APPARATUS AND METHOD FOR ENHANCING A WHITEBOARD IMAGE
20250061544 ยท 2025-02-20
Inventors
Cpc classification
International classification
Abstract
An image processing apparatus is provided and includes one or more processors and one or more memories storing instructions that, when executed, configures the one or more processors, to receive a captured video from a camera capturing a meeting room, extract and store a predefined region of the video as extracted image data, generate a first corrected image by performing first image correction processing on the extracted image data to correct noise and generate a binary mask of the first corrected image, generate a filtered image based on the binary mask of the first corrected image and the first corrected image, generate a second corrected image by performing second image correction processing on the filtered image; and perform blending processing that combines the second corrected image with the first corrected image to generate a final corrected image.
Claims
1. A control apparatus that performs image processing, the control apparatus comprising: one or more processors; and one or more memories storing instructions that, when executed, configures the one or more processors, to: receive a captured video from a camera capturing a meeting room; extract and store a predefined region of the video as extracted image data; generate a first corrected image by performing first image correction processing on the extracted image data to correct noise and generate a binary mask of the first corrected image; generate a filtered image based on the binary mask of the first corrected image and the first corrected image; generate a second corrected image by performing second image correction processing on the filtered image; and perform blending processing that combines the second corrected image with the first corrected image to generate a final corrected image.
2. The control apparatus according to claim 1, wherein execution of the instructions further configures the one or more processors to: store, in memory, a predetermined number of masks of the first corrected image; compute the average of the stored predetermined number of masks; and generate an average mask, wherein the filtered image is generated using the average mask.
3. The control apparatus according to claim 1, wherein the first image correction processing is keystone correction that generates a substantially rectangular image of the exacted predefined region.
4. The control apparatus according to claim 1, wherein execution of the instructions further configures the one or more processors to: store, in memory, a copy of the first corrected image; and prior to performing the blending processing, retrieving the stored copy of the first correct image.

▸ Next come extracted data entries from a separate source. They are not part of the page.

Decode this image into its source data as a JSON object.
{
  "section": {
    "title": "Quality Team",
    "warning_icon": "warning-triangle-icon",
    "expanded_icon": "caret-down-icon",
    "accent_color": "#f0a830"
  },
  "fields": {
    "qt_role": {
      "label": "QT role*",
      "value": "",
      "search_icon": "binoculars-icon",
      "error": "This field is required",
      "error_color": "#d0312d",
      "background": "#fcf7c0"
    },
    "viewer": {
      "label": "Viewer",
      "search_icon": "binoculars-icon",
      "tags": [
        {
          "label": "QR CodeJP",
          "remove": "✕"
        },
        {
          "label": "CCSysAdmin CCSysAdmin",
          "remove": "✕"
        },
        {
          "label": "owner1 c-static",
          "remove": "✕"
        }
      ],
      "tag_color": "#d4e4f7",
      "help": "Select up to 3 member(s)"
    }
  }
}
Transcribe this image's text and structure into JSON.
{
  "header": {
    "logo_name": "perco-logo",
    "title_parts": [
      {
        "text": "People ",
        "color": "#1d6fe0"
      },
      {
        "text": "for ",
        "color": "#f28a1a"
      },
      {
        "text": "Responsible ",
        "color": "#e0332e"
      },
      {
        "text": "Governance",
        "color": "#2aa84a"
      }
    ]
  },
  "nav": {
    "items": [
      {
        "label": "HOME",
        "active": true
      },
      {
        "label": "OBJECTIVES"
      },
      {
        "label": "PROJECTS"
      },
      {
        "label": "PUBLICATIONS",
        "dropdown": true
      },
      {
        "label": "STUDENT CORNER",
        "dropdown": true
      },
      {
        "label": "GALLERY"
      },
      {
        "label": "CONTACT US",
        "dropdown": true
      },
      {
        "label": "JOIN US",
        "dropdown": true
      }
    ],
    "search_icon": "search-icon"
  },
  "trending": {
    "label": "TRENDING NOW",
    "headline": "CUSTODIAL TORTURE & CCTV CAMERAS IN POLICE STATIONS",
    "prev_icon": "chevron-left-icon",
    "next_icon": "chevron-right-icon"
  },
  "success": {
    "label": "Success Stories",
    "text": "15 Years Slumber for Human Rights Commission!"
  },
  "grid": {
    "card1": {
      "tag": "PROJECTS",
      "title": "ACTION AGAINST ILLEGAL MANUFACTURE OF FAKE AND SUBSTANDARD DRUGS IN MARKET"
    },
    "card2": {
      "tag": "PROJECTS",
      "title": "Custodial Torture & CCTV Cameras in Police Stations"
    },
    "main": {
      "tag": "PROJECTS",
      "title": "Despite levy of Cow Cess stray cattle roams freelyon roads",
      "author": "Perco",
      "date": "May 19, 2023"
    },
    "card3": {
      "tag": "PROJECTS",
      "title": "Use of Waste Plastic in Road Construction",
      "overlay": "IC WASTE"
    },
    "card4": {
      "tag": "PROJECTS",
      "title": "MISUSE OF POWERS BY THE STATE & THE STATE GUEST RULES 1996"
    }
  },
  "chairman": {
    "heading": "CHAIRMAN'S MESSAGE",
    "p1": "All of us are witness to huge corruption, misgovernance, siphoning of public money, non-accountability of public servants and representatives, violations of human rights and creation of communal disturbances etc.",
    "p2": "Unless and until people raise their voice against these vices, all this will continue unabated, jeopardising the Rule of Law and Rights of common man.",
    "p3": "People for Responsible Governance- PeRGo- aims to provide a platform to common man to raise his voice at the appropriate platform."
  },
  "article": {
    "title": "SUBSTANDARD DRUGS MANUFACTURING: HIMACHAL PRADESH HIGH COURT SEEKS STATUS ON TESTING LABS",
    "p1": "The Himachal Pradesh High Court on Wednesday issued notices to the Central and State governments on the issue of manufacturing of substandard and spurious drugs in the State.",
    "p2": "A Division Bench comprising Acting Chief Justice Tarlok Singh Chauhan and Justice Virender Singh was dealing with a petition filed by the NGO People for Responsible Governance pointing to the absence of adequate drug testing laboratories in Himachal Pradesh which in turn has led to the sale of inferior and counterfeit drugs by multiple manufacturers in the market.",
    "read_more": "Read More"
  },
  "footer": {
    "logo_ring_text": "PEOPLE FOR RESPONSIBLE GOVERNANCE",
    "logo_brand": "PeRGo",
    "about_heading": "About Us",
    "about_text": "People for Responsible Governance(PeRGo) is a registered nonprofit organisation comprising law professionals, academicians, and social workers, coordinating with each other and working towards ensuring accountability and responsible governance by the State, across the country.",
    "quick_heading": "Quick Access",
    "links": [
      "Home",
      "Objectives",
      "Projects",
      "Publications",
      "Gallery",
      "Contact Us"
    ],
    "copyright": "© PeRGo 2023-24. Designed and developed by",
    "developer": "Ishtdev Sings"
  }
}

5. The control apparatus according to claim 1, wherein the second image correction processing corrects color and intensity of the first corrected image.
6. The control apparatus according to claim 5, wherein execution of the instructions further configures the one or more processors to correct the color and intensity of the corrected image by converting the first corrected image from a first color space to a second color space; and for each pixel in the first corrected image having a first value, applying a predetermined saturation setting and a predetermine intensity setting; and for each pixel not having the first value, set the pixel to be white.
7. An image processing method performed by a control apparatus, the method comprising: receiving a captured video from a camera capturing a meeting room; extracting and store a predefined region of the video as extracted image data; generating a first corrected image by performing first image correction processing on the extracted image data to correct noise and generate a binary mask of the first corrected image; generating a filtered image based on the binary mask of the first corrected image and the first corrected image; generating a second corrected image by performing second image correction processing on the filtered image; and performing blending processing that combines the second corrected image with the first corrected image to generate a final corrected image.
8. The method according to claim 7, further comprising: storing, in memory, a predetermined number of masks of the first corrected image; computing the average of the stored predetermined number of masks; and generating an average mask, wherein the filtered image is generated using the average mask.
9. The method according to claim 7, wherein the first image correction processing is keystone correction that generates a substantially rectangular image of the exacted predefined region.
10. The method claim 7, further comprising: storing, in memory, a copy of the first corrected image; and prior to performing the blending processing, retrieving the stored copy of the first correct image.
11. The method according to claim 7, wherein the second image correction processing corrects color and intensity of the first corrected image.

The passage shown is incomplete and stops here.